Asian and European experience strongly supports the development of an Ontario regional express rail system that includes Hamilton’s LRT. Speakers at a transportation conference last month argued that growing road congestion and inherent transit advantages in the Toronto-Hamilton area point to a big shift in how people will need and want to get around.
Michael Schabas, a Canadian with decades of experience in planning and building high speed passenger rail in Germany, Britain, Australia and the United States, believes the “opportunities are really exciting” for transit expansion in the GTHA (Greater Toronto and Hamilton Area). He led the team that developed the business plans for Ontario’s proposed high speed rail as well as its Toronto-centred regional express rail and he continues to advise Metrolinx on its implementation.
“Populations have doubled or tripled, incomes have gone up, travel has quadrupled or quintupled in intercity travel and remarkably the roads can’t be expanded, which is good news,” Schabas told a Transport Futures conference in late November. “In terms of density, Toronto is a really dense city. There’s high rise apartments all over the suburbs, and townhouses packed together. And downtown is one of the densest in the world with 200,000 people connected by the PATH system to Union Station.”
He noted that more than 50 cities in Europe and Asia have regional express rail systems in place and that except for the US and developing countries, it is the norm in almost all city-regions with populations larger than four million. The GTA already has over 6.5 million residents and is expected to climb to nearly 10 million by 2041.
With major backups now a regular feature on area highways Metrolinx is shifting GO Transit from a commuter system to an all-day service. It anticipates “doubling peak service and quadrupling off-peak service over the next ten years” to try to keep up with demand.
Schabas contends Canadian cities are much less car-dependent than many US metropolises. For example, Houston has 43 freeway lanes into and 43 out of its central core, while Toronto has six each way. Along with higher density, this makes Canadian cities more like European ones.
Carsten Puls of Deutsche Bahn Engineering and Consulting described the German rail system to conference delegates. It carries 138 million passengers a year and is time-competitive with air travel in the 600 km corridor between Munich and Berlin. It not only matches origin to destination speed, it offers far more quality work/leisure travel time that’s isn’t eaten up by all the flight arrival and departure requirements.
Like many Ontario rail corridors, the German tracks are shared with freight trains, but the latter are scheduled to run overnight when there is no demand for passenger service. And over the last quarter century, rail travel times have been slashed by up to 50 percent.

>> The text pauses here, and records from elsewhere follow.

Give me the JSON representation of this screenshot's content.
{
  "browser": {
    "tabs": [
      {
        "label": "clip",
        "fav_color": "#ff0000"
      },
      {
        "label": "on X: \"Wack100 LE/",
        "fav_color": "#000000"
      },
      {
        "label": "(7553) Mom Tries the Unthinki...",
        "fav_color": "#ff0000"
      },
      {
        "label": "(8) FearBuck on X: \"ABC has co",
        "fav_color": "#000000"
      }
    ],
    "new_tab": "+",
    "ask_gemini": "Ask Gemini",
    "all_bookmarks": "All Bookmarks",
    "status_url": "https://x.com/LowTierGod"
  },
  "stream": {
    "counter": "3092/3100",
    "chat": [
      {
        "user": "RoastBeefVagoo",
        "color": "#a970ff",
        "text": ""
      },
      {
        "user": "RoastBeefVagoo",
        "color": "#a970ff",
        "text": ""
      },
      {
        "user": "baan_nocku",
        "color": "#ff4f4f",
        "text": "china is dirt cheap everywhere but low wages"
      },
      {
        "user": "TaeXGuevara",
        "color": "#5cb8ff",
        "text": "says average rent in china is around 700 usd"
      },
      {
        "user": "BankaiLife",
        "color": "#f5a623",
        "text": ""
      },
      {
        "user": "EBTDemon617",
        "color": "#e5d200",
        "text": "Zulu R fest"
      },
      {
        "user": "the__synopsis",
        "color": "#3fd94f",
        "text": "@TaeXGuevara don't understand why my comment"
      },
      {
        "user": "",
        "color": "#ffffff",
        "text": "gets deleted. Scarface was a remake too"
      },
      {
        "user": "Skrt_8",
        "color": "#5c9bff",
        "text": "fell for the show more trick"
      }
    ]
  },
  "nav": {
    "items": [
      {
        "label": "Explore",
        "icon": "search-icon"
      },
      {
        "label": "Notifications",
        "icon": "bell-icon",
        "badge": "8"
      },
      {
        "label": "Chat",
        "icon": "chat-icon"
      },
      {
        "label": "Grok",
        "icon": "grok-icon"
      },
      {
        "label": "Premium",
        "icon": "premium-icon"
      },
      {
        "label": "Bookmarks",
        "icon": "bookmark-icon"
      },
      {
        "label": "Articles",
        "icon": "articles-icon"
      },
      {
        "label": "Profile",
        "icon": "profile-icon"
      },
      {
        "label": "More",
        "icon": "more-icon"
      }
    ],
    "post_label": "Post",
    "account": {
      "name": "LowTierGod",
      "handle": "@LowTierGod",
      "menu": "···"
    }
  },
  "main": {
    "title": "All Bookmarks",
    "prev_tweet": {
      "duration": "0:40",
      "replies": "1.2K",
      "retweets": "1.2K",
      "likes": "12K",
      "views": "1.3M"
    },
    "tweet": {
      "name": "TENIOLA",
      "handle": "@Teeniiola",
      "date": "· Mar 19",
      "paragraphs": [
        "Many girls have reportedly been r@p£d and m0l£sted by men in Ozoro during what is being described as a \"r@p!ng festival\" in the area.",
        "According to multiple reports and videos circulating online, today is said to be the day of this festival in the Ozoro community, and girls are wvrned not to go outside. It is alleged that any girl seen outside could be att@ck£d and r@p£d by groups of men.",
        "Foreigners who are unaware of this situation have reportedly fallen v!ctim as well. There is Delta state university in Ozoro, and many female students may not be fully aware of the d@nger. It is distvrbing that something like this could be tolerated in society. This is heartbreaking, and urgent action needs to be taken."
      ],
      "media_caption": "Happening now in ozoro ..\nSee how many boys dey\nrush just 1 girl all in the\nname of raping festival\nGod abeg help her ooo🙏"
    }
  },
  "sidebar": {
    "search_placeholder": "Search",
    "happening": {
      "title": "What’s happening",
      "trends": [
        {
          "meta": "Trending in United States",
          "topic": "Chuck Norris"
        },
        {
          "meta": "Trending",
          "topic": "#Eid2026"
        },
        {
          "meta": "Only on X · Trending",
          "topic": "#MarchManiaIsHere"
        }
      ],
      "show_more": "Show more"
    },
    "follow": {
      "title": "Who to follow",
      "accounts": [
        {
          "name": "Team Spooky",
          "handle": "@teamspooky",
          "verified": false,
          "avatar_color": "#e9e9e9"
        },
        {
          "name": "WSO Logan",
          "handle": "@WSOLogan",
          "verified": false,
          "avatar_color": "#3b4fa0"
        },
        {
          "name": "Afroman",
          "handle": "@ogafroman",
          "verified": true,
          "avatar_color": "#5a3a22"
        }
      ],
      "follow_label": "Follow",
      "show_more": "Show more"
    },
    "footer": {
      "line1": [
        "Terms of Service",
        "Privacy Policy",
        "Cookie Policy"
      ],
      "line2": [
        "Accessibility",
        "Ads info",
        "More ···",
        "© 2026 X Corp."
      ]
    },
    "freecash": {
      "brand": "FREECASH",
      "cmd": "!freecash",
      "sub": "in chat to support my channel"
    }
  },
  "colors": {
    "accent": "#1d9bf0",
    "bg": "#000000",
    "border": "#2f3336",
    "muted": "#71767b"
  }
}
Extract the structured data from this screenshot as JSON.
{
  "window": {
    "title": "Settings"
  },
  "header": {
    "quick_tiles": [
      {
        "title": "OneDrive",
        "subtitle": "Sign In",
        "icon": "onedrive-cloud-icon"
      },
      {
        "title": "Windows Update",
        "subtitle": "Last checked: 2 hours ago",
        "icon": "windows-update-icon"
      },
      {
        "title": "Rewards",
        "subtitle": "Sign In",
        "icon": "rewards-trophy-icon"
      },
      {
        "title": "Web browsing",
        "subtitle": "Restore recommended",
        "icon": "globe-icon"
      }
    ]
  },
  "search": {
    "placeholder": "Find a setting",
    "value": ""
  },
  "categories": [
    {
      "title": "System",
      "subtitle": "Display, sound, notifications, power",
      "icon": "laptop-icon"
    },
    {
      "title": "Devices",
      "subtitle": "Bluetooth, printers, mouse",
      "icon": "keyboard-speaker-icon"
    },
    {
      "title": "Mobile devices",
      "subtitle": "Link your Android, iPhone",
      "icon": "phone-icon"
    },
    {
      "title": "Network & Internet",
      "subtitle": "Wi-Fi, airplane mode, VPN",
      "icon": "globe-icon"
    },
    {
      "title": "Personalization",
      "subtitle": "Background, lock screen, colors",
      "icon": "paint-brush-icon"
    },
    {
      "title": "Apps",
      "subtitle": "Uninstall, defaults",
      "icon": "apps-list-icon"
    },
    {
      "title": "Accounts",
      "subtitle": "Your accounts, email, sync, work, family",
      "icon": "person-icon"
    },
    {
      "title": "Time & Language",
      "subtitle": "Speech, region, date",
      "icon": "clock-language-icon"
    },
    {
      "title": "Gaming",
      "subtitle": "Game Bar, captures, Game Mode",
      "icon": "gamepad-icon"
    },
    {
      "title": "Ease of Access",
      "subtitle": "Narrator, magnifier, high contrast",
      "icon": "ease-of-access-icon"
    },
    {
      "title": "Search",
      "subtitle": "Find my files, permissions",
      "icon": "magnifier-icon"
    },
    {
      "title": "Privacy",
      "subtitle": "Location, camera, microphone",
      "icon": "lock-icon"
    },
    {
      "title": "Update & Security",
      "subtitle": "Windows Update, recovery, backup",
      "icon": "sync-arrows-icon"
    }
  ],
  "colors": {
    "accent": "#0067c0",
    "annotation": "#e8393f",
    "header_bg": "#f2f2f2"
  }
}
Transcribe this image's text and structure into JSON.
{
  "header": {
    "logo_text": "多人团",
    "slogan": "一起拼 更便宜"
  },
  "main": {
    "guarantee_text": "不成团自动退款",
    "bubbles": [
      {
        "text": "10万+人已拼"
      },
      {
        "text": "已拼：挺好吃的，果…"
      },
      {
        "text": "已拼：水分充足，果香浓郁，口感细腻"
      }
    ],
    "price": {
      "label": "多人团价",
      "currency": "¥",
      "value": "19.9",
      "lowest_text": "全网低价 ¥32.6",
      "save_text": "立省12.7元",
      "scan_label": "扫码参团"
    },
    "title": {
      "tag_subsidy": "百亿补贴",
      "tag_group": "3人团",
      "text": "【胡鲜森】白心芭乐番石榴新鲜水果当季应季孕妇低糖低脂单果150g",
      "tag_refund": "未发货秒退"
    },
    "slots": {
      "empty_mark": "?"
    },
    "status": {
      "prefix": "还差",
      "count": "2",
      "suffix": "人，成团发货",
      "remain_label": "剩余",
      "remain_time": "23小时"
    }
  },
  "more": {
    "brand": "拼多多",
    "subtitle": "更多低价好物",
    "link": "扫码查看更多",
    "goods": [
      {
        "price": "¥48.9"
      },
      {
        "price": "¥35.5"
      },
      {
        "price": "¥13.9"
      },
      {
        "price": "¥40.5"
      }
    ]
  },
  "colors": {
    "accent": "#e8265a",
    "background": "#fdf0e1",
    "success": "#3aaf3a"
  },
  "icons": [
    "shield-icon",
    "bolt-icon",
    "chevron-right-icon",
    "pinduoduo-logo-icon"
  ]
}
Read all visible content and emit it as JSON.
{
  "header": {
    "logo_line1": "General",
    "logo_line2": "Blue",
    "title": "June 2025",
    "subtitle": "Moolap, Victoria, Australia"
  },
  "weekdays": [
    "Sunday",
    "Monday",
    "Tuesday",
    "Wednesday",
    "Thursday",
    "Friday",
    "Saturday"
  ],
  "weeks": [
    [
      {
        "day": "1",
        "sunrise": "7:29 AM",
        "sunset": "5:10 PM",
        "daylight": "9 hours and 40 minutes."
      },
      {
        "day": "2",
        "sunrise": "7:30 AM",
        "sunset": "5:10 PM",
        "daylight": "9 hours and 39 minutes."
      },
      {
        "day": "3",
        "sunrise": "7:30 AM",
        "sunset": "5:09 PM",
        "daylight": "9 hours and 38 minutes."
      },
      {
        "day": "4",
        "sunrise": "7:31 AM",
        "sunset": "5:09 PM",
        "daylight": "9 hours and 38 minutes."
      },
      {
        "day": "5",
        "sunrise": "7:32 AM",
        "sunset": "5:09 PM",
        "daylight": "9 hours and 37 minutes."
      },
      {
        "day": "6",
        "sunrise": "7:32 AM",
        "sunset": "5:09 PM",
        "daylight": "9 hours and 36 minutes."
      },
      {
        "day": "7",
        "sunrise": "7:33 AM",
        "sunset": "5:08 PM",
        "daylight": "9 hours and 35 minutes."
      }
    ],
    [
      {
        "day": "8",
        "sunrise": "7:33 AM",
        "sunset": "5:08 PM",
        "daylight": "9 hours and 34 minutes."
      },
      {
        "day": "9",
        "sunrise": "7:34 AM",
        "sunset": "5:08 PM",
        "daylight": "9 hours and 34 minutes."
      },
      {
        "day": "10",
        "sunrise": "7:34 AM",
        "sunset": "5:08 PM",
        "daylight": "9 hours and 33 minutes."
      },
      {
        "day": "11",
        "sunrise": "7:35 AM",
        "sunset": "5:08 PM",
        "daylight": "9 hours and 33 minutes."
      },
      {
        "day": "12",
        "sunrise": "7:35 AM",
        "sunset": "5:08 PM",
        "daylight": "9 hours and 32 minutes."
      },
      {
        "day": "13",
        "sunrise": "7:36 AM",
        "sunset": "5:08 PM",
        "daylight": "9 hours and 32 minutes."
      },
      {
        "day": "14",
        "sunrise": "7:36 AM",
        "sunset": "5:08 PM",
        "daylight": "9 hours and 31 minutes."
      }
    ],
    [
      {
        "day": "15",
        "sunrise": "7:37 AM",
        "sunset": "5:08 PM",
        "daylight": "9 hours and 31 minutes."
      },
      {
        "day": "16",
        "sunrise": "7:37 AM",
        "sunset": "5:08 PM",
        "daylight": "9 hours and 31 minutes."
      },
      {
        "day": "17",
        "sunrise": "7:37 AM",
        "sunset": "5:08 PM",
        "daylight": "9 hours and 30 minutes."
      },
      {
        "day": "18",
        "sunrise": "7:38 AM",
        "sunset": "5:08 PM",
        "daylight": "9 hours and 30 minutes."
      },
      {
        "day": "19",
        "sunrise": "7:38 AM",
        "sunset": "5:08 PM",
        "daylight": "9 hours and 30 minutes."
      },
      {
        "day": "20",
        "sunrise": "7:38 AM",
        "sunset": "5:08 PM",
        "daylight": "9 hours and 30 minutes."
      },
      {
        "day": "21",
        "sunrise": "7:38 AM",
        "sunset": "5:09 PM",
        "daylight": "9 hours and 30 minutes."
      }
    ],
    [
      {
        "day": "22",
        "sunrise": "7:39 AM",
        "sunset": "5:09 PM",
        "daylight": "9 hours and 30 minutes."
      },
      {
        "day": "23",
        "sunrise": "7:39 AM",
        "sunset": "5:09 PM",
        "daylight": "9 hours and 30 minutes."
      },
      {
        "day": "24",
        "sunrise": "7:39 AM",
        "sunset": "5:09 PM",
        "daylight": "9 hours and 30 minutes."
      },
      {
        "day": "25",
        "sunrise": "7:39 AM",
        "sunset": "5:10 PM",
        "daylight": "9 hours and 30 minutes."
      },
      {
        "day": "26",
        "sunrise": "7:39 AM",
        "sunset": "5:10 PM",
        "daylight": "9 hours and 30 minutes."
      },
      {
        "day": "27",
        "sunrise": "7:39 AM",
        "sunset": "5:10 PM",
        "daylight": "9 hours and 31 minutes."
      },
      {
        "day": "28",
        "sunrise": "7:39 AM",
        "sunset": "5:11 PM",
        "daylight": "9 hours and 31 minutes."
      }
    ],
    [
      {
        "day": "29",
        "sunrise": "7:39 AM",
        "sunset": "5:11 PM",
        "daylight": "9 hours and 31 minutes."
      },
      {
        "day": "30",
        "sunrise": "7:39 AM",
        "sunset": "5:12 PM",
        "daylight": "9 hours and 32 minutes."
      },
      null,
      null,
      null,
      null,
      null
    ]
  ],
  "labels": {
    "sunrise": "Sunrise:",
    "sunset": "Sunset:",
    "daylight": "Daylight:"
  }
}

With some train speeds exceeding 300 km/hr, the German rail system is already capturing half or more of the travellers in several major intercity corridors. Schabas says an investment of $50 billion “will give Toronto the kind of rail system that Berlin, Stuttgart, Frankfurt, Munich and Cologne have had for 20 years.”
And he emphasized that most of these European systems operate without subsidies using variable fare systems that allow low-cost travel in off-peak periods. For example, Britain’s London to Manchester fare is 200 pounds ($344 Canadian) at 8:30 in the morning, “but at 9:30 it’s 60 pounds ($103C) and if you book a week in advance it would be 25 pounds ($43C).”
Electrifying the Toronto-centred rail system will also sharply lower the cost of high speed train connections to other cities such as the one Ontario has announced from Windsor to Toronto. That route will pass through Pearson airport, Guelph, Kitchener-Waterloo and London, but not include Hamilton.
Provincial rail plans for Hamilton include rush hour service to Union Station every 15 minutes and hourly service the rest of the day.